Nancy Edmonds Hanson

Payday lenders, who offer small short-term loans at high rates of interest, may have to comply with a new level of regulation to operate in the city of Moorhead.
The city council approved the first reading Monday of an ordinance inspired by council member Heidi Durand to set a ceiling of four of the small commercial lending businesses and require licensure by the city. The maximum loan would be set at $1,000, with a minimum term for repayment of 60 days. The maximum interest that could be charged on loans of from $350 to $1,000 would be 33%.
According to city planner Kristie Leshovsky, who presented the ordinance, the measure also includes reporting requirements and sets a maximum of two loans per year to one individual.
Placing limits on payday lenders, who typically serve borrowers who need funds to tide them over to their next paycheck, has been a years-long mission for council member Durand. At the public hearing on the measure at the previous council meeting, she spoke passionately about how naive borrowers are drawn into a deepening cycle of debt by the lenders’ practices, which typically begin with a first payment due in two weeks, even though the borrower’s next paycheck may be a month away.
High interest rates compound the debt, making repayment more and more difficult as the loan balance grows. She said that, on average, such loans sometimes amount to as much as 250% APR.

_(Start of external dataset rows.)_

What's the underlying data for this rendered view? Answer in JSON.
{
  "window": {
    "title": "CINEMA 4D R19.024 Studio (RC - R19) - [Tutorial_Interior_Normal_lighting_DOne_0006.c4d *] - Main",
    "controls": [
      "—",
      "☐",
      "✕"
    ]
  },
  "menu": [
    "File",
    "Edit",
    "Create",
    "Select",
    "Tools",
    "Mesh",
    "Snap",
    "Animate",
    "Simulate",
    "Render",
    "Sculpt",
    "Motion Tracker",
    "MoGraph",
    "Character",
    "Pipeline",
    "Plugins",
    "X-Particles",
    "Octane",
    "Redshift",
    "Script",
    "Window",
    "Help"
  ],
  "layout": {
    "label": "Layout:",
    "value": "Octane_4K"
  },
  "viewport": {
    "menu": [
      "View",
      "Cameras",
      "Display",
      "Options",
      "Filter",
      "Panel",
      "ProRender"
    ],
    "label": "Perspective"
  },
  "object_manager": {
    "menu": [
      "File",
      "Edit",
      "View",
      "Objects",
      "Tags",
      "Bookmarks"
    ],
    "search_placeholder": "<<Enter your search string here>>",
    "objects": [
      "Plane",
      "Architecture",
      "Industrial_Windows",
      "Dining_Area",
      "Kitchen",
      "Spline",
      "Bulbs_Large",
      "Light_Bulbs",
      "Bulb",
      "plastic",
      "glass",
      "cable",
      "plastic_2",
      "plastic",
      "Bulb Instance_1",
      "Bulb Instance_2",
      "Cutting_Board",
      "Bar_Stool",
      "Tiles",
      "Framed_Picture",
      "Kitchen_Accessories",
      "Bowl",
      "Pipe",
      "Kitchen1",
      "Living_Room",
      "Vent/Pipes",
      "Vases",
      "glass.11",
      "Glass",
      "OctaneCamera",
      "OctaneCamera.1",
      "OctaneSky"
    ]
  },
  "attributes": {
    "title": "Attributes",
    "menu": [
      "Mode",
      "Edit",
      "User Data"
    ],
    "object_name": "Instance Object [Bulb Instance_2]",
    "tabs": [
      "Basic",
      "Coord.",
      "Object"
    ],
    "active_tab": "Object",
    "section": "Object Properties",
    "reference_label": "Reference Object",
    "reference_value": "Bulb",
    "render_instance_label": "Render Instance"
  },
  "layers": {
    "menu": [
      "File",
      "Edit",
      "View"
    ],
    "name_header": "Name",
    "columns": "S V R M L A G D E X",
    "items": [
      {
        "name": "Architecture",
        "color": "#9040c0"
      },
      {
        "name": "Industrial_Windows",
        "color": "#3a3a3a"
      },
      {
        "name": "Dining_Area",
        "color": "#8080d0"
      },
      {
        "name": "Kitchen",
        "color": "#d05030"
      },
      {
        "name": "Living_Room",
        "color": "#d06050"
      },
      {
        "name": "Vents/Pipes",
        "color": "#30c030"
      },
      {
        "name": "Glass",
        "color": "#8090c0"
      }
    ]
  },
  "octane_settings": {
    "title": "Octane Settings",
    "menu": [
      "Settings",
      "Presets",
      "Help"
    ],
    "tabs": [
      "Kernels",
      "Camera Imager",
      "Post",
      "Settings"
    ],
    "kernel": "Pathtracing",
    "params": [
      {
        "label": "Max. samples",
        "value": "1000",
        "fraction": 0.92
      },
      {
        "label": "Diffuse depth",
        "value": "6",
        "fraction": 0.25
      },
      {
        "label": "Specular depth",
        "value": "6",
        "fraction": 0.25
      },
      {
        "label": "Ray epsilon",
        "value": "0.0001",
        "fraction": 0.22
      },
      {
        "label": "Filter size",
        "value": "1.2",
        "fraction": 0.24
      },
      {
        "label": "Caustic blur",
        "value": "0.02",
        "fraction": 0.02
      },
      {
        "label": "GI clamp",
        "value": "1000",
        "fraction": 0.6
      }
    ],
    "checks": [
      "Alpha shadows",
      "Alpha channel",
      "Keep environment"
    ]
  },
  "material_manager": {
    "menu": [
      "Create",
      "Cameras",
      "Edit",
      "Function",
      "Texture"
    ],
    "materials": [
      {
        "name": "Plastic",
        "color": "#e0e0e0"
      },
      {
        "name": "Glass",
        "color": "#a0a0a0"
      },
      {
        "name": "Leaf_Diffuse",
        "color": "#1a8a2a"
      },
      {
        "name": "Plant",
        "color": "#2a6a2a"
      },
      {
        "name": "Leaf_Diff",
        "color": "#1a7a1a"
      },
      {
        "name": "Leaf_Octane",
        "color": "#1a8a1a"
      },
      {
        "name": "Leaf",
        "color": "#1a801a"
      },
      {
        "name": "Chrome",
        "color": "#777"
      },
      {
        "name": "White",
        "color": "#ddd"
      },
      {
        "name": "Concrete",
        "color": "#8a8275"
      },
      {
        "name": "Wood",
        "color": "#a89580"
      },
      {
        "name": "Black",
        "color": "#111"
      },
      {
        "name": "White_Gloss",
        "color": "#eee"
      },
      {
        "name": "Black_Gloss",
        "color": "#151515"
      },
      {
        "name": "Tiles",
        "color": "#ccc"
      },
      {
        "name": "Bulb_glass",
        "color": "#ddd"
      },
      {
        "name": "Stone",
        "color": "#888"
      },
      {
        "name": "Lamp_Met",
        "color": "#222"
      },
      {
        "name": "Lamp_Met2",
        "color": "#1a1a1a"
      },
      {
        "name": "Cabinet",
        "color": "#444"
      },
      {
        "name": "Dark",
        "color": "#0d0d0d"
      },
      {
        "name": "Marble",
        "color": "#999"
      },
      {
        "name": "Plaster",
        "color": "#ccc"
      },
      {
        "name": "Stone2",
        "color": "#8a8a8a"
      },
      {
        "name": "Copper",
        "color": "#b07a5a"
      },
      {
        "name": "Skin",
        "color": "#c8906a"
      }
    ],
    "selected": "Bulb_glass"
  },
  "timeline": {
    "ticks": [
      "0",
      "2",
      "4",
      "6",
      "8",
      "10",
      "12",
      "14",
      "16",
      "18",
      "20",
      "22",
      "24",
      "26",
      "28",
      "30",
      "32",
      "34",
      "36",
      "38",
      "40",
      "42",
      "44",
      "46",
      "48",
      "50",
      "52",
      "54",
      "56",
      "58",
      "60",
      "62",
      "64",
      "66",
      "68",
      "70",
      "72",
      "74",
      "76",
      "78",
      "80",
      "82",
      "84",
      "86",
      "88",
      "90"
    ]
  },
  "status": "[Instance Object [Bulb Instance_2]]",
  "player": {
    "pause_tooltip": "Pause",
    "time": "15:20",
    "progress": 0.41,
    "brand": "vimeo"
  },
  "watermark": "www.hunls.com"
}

Council member Larry Seljevold spoke in opposition to the measure. “I know debt can be a problem, but this is not the right way to address it,” he said. Calling them “legitimate businesses,” he compared their lending practices to credit cards, with their late fees and substantial interest rates. He cited one of his own that charges 29% APR, far in excess of a loan from a commercial bank.
He also questioned why the payday category should be limited to only four licenses and why they would be required to file reports with the city in addition to the state of Minnesota. “We don’t need to duplicate regulation by the state,” he said.
Durand countered, “A lot of people don’t have the luxury of credit cards, and a rate of 29% is not anything like the 250% charged by these local companies – not even close. This amounts to taking advantage of a vulnerable population.”
Asked if other municipalities have similar regulations, Leshovsky replied that a number of communities have taken similar steps tailored to fit their own situations. The standards proposed in the Moorhead law are similar to North Dakota’s statewide ordinance. Durand added, “Our own federal government restricts payday lending to military families to 36%.”
Council member Shelly Larson: “We limit the number of liquor licenses issued by the city. I see this as a similar situation. We don’t want our citizens to fall into this cycle of unending debt with interest that accrues every two weeks and not be able to get out.”
Council member Chuck Hendrickson noted that the measure also calls on the city to provide information and education on lending practices to potential borrowers.
The council approved the first reading of the ordinance by a vote of 6 to 1, with one member absent. It needs a second vote of approval at the next meeting Oct. 12 to become law.